I was very puzzled by the Monday August 20 meeting to deal with Calendar item 104. I don’t understand who is actually on the committee with voting status on issues that come before the committee.

I noticed that Gavin Newsom, John Chiang or Ana Matosantos did not vote on issuing a permit to PG&E for the seismic testing around Diablo Canyon. I was told when I was giving comment by deputy controller Gordon to limit my comment on the EIR not the issuance of the permit. He said the permit would go forward. I found this very puzzling as did the 40 citizens in Morro Bay who understood they were giving comment on PG&E’s permit application to conduct seismic testing.

When we arrived at the meeting we were given notices about the meeting, the paper on item 104 said “Consider certification of a final environmental Impact Report and issuance of a permit to Pacific Gas and Electric Company for purpose of conducting a 3D geophysical survey employing the use of air guns and hydrophones off the coast of San Luis Obispo.
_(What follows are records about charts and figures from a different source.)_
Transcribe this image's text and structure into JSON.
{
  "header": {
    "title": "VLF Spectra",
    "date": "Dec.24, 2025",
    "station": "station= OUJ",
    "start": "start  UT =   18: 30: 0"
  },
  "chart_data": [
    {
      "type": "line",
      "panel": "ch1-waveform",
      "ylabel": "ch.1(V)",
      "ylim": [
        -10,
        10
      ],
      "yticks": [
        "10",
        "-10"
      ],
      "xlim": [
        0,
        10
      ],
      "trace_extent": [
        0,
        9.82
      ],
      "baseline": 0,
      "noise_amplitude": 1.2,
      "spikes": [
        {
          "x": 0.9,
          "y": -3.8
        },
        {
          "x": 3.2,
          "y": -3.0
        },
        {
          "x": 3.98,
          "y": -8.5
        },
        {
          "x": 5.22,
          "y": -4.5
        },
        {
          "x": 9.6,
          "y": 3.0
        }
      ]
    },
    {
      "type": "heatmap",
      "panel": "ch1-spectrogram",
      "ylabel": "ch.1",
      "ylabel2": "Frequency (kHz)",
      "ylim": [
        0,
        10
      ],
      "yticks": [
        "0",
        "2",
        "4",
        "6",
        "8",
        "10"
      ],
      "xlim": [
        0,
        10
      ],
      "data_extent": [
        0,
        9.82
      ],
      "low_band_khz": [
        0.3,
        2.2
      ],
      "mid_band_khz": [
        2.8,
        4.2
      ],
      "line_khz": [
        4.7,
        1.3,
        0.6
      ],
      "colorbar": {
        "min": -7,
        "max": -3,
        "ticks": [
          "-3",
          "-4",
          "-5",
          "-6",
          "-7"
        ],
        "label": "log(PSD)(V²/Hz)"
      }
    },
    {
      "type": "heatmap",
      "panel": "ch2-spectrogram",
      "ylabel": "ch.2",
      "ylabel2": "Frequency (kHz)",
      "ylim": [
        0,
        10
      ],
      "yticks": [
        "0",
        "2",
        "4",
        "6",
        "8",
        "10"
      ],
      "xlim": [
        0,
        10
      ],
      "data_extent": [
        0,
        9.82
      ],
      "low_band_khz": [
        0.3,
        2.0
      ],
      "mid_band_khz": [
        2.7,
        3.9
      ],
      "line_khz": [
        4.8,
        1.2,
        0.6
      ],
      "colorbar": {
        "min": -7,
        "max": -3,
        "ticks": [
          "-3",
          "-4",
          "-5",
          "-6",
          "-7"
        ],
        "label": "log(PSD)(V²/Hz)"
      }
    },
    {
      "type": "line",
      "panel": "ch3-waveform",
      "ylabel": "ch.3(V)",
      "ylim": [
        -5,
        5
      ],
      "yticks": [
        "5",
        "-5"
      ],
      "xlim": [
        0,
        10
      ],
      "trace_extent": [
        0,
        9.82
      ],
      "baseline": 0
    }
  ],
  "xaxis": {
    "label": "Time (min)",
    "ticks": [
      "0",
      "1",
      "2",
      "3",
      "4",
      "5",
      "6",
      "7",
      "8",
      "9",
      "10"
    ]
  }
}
So I felt that I had driven 338 miles round trip to give comment on a very important issue for nothing. The gas bill for this trip was more than $50.00. Please explain to me why this issue wasn’t important enough for all the main commissioners to be there and vote on.

I also noticed that the commission members did not listen attentively or at all to much of the public comment. They were constantly leaving the room to go do other things or talk with other people.

Their performance was simply unacceptable. This is supposed to be a Democracy where the citizens are listened to and represented by the government. That certainly wasn’t the case during Monday’s Commission meeting. PG&E was well represented but we the people certainly were not.